Castle Hill with its Buda Castle is one of the most visited spots in Budapest and is part of the UNESCO World Heritage Site that also includes the Banks of the Danube and the once pedestrian only Andrassy Avenue. I thought in this first post I'd share some photos of Castle Hill and then next week the Pest side near our hotel with the pedestrian only Vaci Utca and fancy hotels and cafes.
The location of our hotel was perfect for exploring at our own pace and allowing us to return for naps as needed. I mentioned our view so you can imagine the pleasant hike across the Chain Bridge to the funicular that took us to the top of Castle Hill.
Lots of money was being spent throughout Budapest when we visited in 2009, but especially on Castle Hill to restore Buda Castle (completed originally in 1265) and Matthias Church. (Click on through the Matthias Church link to the left to see a photo of the completed restoration.) One can still see damage from WWII on buildings throughout Budapest.
|Matthias Church in scaffolding|
|Aren't the tiles gorgeous?!|
Buda Castle, or the Royal Palace, has a historical museum and library lodged within part of its walls at this time. There are layers of palaces/castles and history upon this hill from the Middle Ages to the Ottoman Empire Era to early Baroque to the Hungarian Empire to it being the last stronghold of the Axis forces (Germany and Hungary) in Budapest during WWII.
|Buda Castle at dusk today|
|Chain Bridge with Buda Castle in background|
February 3, 1946
copyright free photo from Wikipedia Hungary
|Gated entrance to Buda Castle|
Time as well as wars have left their mark on Castle Hill.
|Building has scars from WWII bullets|
|Section of Castle Hill city wall showing|
patches from various time periods
and bullet holes from WWII
While walking the streets we came upon a falconer...a tourist... and some hawk type bird we didn't know.

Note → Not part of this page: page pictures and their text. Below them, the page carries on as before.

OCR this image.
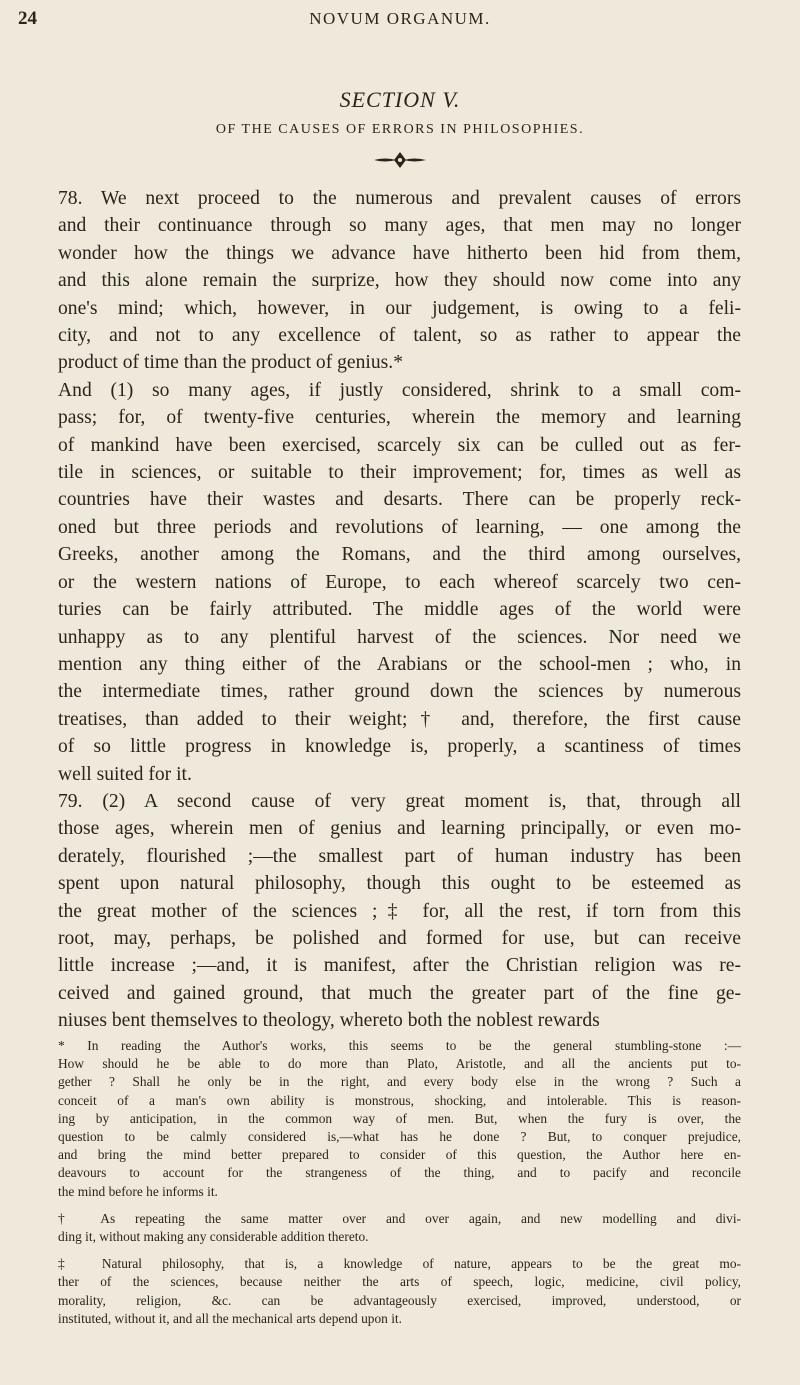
24	NOVUM ORGANUM.
SECTION V.
OF THE CAUSES OF ERRORS IN PHILOSOPHIES.
78. We next proceed to the numerous and prevalent causes of errors
and their continuance through so many ages, that men may no longer
wonder how the things we advance have hitherto been hid from them,
and this alone remain the surprize, how they should now come into any
one's mind; which, however, in our judgement, is owing to a feli-
city, and not to any excellence of talent, so as rather to appear the
product of time than the product of genius.*
And (1) so many ages, if justly considered, shrink to a small com-
pass; for, of twenty-five centuries, wherein the memory and learning
of mankind have been exercised, scarcely six can be culled out as fer-
tile in sciences, or suitable to their improvement; for, times as well as
countries have their wastes and desarts. There can be properly reck-
oned but three periods and revolutions of learning, — one among the
Greeks, another among the Romans, and the third among ourselves,
or the western nations of Europe, to each whereof scarcely two cen-
turies can be fairly attributed. The middle ages of the world were
unhappy as to any plentiful harvest of the sciences. Nor need we
mention any thing either of the Arabians or the school-men ; who, in
the intermediate times, rather ground down the sciences by numerous
treatises, than added to their weight;† and, therefore, the first cause
of so little progress in knowledge is, properly, a scantiness of times
well suited for it.
79. (2) A second cause of very great moment is, that, through all
those ages, wherein men of genius and learning principally, or even mo-
derately, flourished ;—the smallest part of human industry has been
spent upon natural philosophy, though this ought to be esteemed as
the great mother of the sciences ;‡ for, all the rest, if torn from this
root, may, perhaps, be polished and formed for use, but can receive
little increase ;—and, it is manifest, after the Christian religion was re-
ceived and gained ground, that much the greater part of the fine ge-
niuses bent themselves to theology, whereto both the noblest rewards
* In reading the Author's works, this seems to be the general stumbling-stone :—
How should he be able to do more than Plato, Aristotle, and all the ancients put to-
gether ? Shall he only be in the right, and every body else in the wrong ? Such a
conceit of a man's own ability is monstrous, shocking, and intolerable. This is reason-
ing by anticipation, in the common way of men. But, when the fury is over, the
question to be calmly considered is,—what has he done ? But, to conquer prejudice,
and bring the mind better prepared to consider of this question, the Author here en-
deavours to account for the strangeness of the thing, and to pacify and reconcile
the mind before he informs it.
† As repeating the same matter over and over again, and new modelling and divi-
ding it, without making any considerable addition thereto.
‡ Natural philosophy, that is, a knowledge of nature, appears to be the great mo-
ther of the sciences, because neither the arts of speech, logic, medicine, civil policy,
morality, religion, &c. can be advantageously exercised, improved, understood, or
instituted, without it, and all the mechanical arts depend upon it.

Perhaps it was the fabled turul?
There was a bronze of the mythical turul (or large falcon.) According to Wikipedia: "The Turul is the most important bird in the origin myth of the Magyars(Hungarian people). It is a divine messenger, and perches on top of the tree of life along with the other spirits of unborn children in the form of birds. The Turul became a symbol of power, strength, and nobility, and it is still used today on the coat of arms of the Hungarian Army and the Office of National Security."
|St. Stephen, Hungarian's first King (1000AD)|
The village part of Castle Hill had quaint shops with delightful shop signs.
|Golden Eagle Pharmacy|
|This shop was established in 1984.|
Love the sign!
|Oldest Building on Castle Hill|
Castle Hill afforded some wonderful views of the Pest side of Budapest.
|Parliament Building in center|
|It's not just you, the horizon is dipping.|
I must've been ready for one of those naps.
As this travelogue continues you'll begin to wonder why the Danube isn't blue as the waltz professes. You will find that it's more often green, gray, or a turgid brown from its origins in the Black Forest to its confluence with the Black Sea.